Pendekatan linguistiknya menuai kritik karena di banyak tempat ia melakukan kesalahan. Sebagai contoh, Syahrūr menyatakan bahwa Al-Qur’ān berasal dari kata istiqrā’ (eksplorasi). Syahrūr jelas keliru. Tidak mungkin kata “tsulātsī mujarrad” (qara’a-qur’ān) diambil dari tsulātsī mazīd (istiqrā’).  (Mahir al-Munajjid: 1994). Oleh karena itu, Yusuf al-Shaidawi misalnya, ia mengarang buku baidhat al-Dīk (telur ayam jantan),  sebagai analogi bahwa Syahrūr tidak pernah benar dalam menjelaskan asal-usul bahasa, kecuali dalam satu kasus, yakni al-Kitāb berasal dari kataba. (al-Shaidawi: tt)

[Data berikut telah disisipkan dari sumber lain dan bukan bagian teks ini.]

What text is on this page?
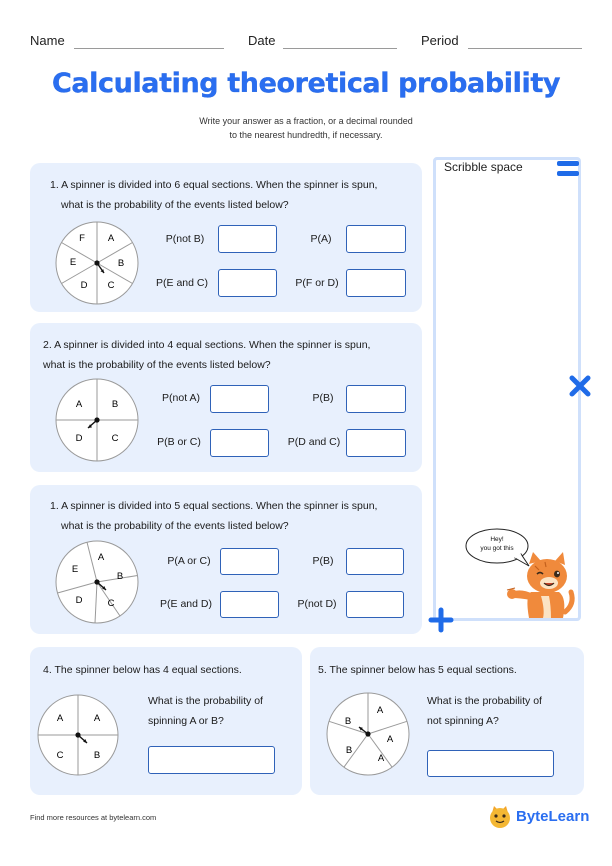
Name	Date	Period
Calculating theoretical probability
Write your answer as a fraction, or a decimal rounded
to the nearest hundredth, if necessary.
1. A spinner is divided into 6 equal sections. When the spinner is spun,
what is the probability of the events listed below?
A
B
C
D
E
F	P(not B)	P(A)
P(E and C)	P(F or D)
2. A spinner is divided into 4 equal sections. When the spinner is spun,
what is the probability of the events listed below?
A	B
C
D
P(not A)	P(B)
P(B or C)	P(D and C)
1. A spinner is divided into 5 equal sections. When the spinner is spun,
what is the probability of the events listed below?
A
B
C
D
E
P(A or C)	P(B)
P(E and D)	P(not D)
4. The spinner below has 4 equal sections.
A	A
B
C
What is the probability of
spinning A or B?
5. The spinner below has 5 equal sections.
A
A
A
B
B
What is the probability of
not spinning A?
Scribble space
Hey!
you got this
Find more resources at bytelearn.com	ByteLearn
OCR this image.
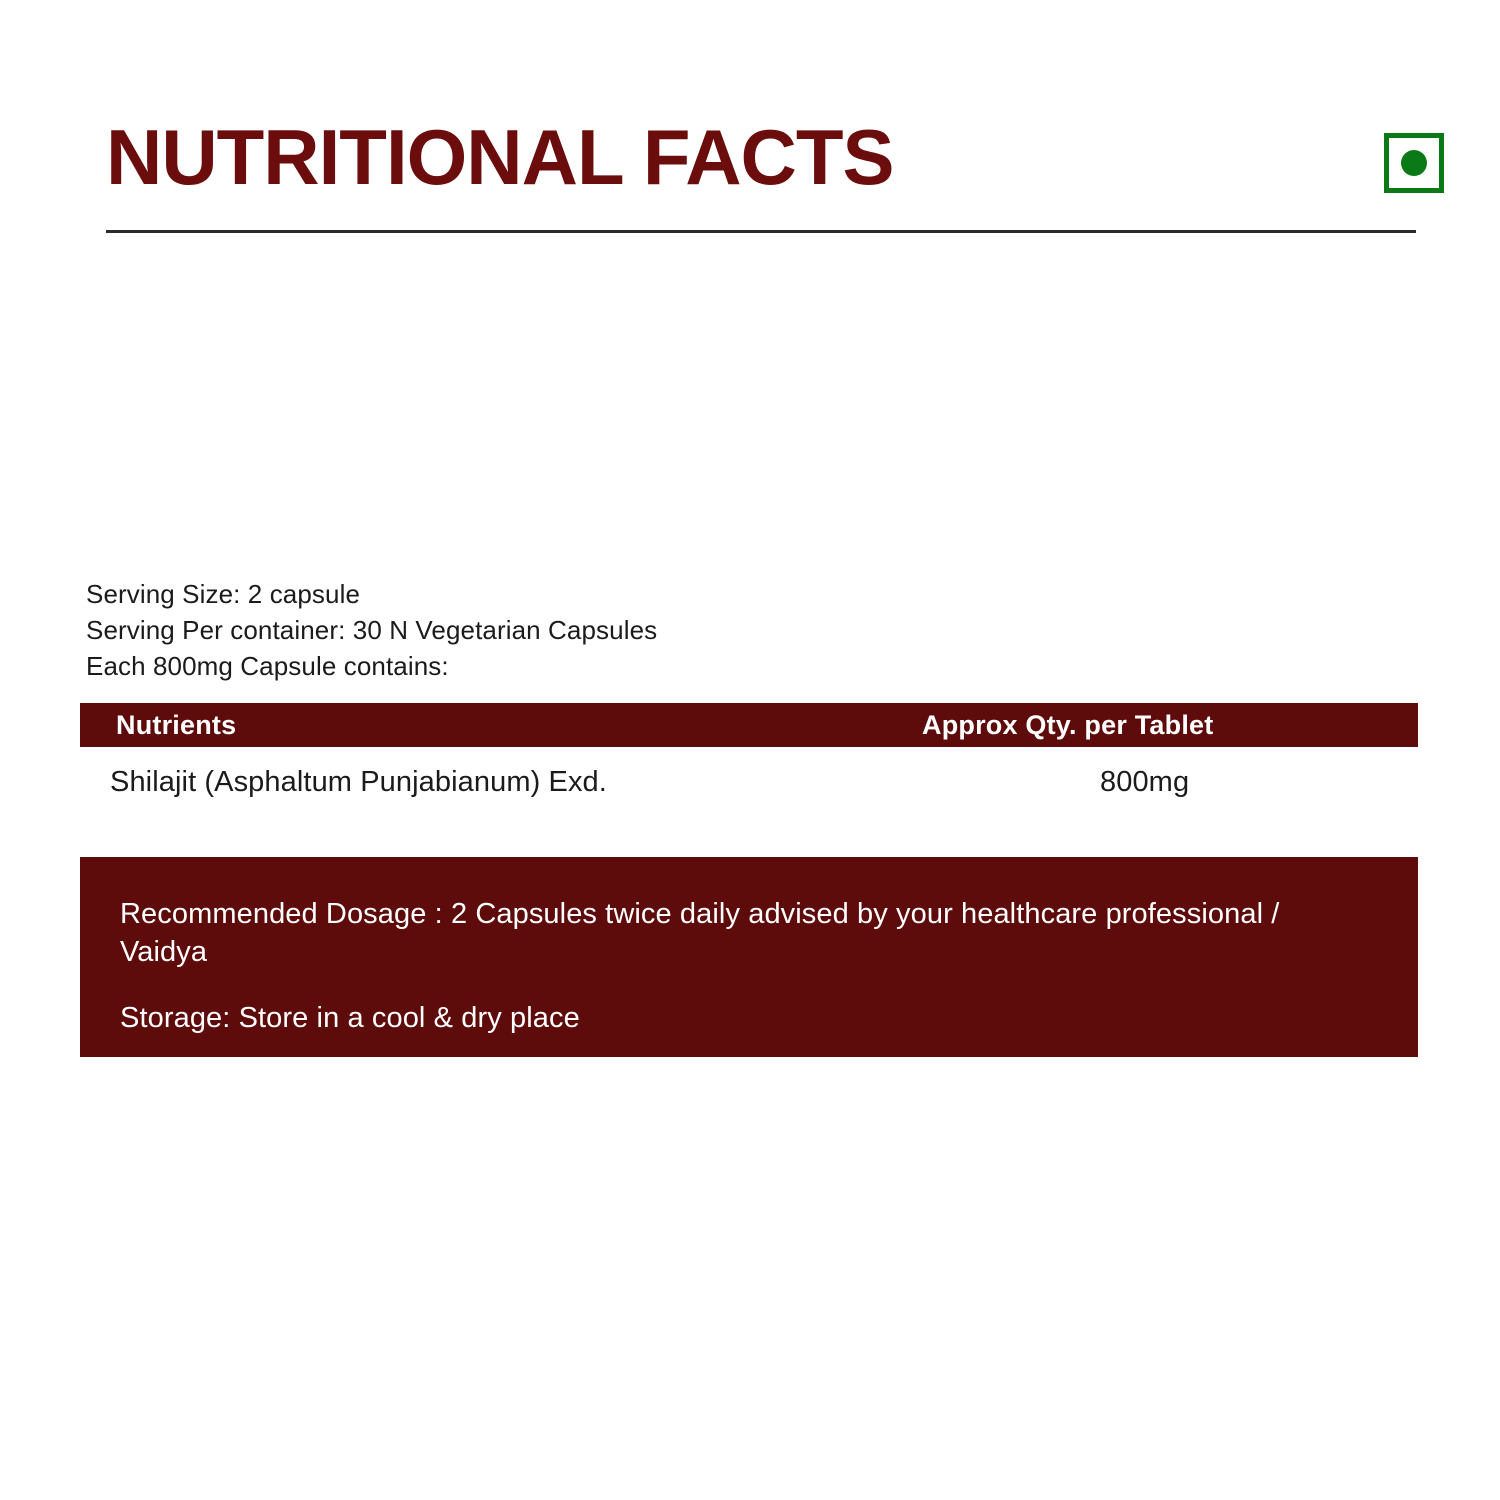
NUTRITIONAL FACTS
Serving Size: 2 capsule
Serving Per container: 30 N Vegetarian Capsules
Each 800mg Capsule contains:
Nutrients	Approx Qty. per Tablet
Shilajit (Asphaltum Punjabianum) Exd.	800mg
Recommended Dosage : 2 Capsules twice daily advised by your healthcare professional / Vaidya
Storage: Store in a cool & dry place
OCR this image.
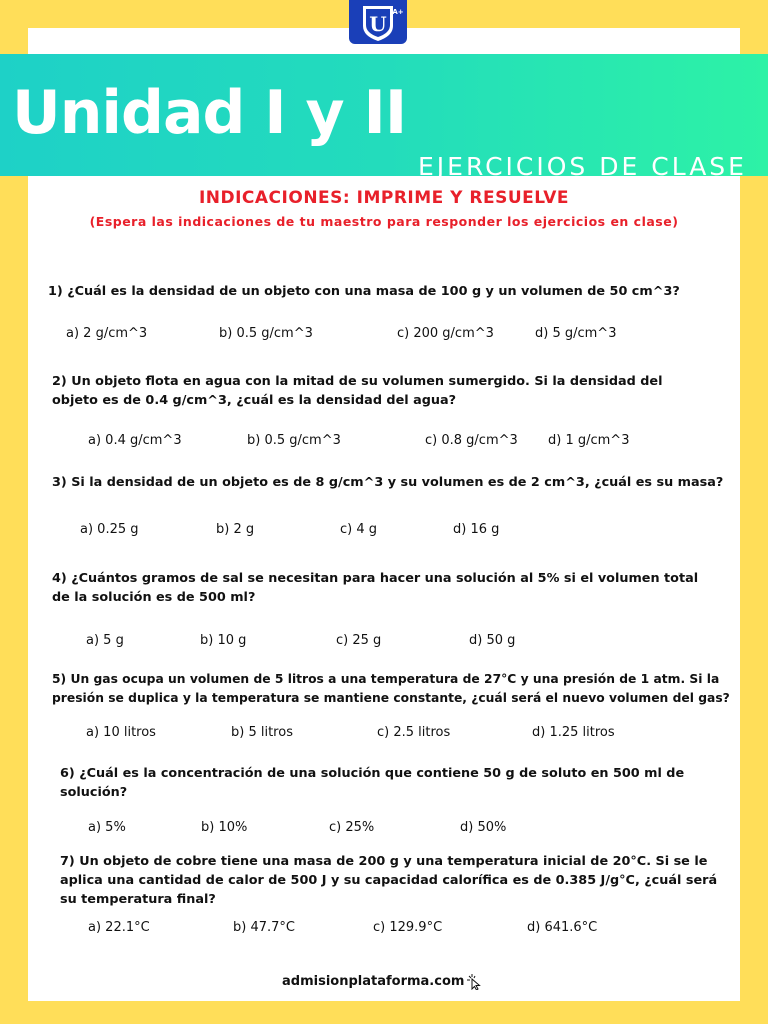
U A+
Unidad I y II
EJERCICIOS DE CLASE
INDICACIONES: IMPRIME Y RESUELVE
(Espera las indicaciones de tu maestro para responder los ejercicios en clase)
1) ¿Cuál es la densidad de un objeto con una masa de 100 g y un volumen de 50 cm^3?
a) 2 g/cm^3	b) 0.5 g/cm^3	c) 200 g/cm^3	d) 5 g/cm^3
2) Un objeto flota en agua con la mitad de su volumen sumergido. Si la densidad del
objeto es de 0.4 g/cm^3, ¿cuál es la densidad del agua?
a) 0.4 g/cm^3	b) 0.5 g/cm^3	c) 0.8 g/cm^3 d) 1 g/cm^3
3) Si la densidad de un objeto es de 8 g/cm^3 y su volumen es de 2 cm^3, ¿cuál es su masa?
a) 0.25 g	b) 2 g	c) 4 g	d) 16 g
4) ¿Cuántos gramos de sal se necesitan para hacer una solución al 5% si el volumen total
de la solución es de 500 ml?
a) 5 g	b) 10 g	c) 25 g	d) 50 g
5) Un gas ocupa un volumen de 5 litros a una temperatura de 27°C y una presión de 1 atm. Si la
presión se duplica y la temperatura se mantiene constante, ¿cuál será el nuevo volumen del gas?
a) 10 litros	b) 5 litros	c) 2.5 litros	d) 1.25 litros
6) ¿Cuál es la concentración de una solución que contiene 50 g de soluto en 500 ml de
solución?
a) 5%	b) 10%	c) 25%	d) 50%
7) Un objeto de cobre tiene una masa de 200 g y una temperatura inicial de 20°C. Si se le
aplica una cantidad de calor de 500 J y su capacidad calorífica es de 0.385 J/g°C, ¿cuál será
su temperatura final?
a) 22.1°C	b) 47.7°C	c) 129.9°C	d) 641.6°C
admisionplataforma.com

Dengan metode linguistik-historis-ilmiahnya tersebut, Syahrūr melakukan beberapa langkah yang berakhir dengan dekonstruksi hukum Islam. Pertama, menafikan al-Sunnah sebagai wahyu kedua. Ia menganggap sunnah rasul SAW. sebagai pemahaman awal terhadap Al-Qur’ān. (Syahrur: 2000). Oleh karenanya, keputusan hukum akan senantiasa berubah sesuai dengan perubahan ruang dan waktu. Dalam hal ini, Syahrūr melanggar iman kepada rasul Allah dan syahādah ”Muhammad Rasūlullāh”.

Kedua, keyakinannya kepada anti sinonimitas istilah dalam al-Qur’an. Misalnya ia membedakan al-hanafiyyah yang diartikannya gerak berubah dan al-istiqāmah (lurus tetap). Menurutnya, al-hanafiyyah berlaku untuk ayat-ayat hukum. Dengan kata lain hukum akan selalu berubah. Padahal kata hanīf di dalam Al-Qur’an (misalnya QS. [2]: 135) ataupun di dalam kamus (Tājul Urūs, Lisān ’Arab, al-Muhīth, Maqāyis al-Lughah) menunjukan arti tetap, lurus, dan istiqamah.

Ketiga, memaparkan tiga teori filsafat dalam menginterpretasi ayat-ayat ahkām, yakni kondisi berada (kaynūnah), kondisi berproses (sayrūrah), dan kondisi menjadi (shayrūrah). Dengan relasi ketiga kondisi ini, dalam hubungannya dengan ayat-ayat hukum, akan melahirkan hukum yang akan terus berubah-ubah mengikuti perkembangan masa ke masa. Syahrūr menyebut kondisi perubahan hukum ini dengan hukum dialektika negatif. Dalam hal ini Syahrūr tidak memperhatikan aspek ayat yang qath’ī dan zhannī al-dilālah yang disepakati para ’ulama. Dimana ayat qath’ī al-tsubūt hanya dipahami dengan satu tafsir.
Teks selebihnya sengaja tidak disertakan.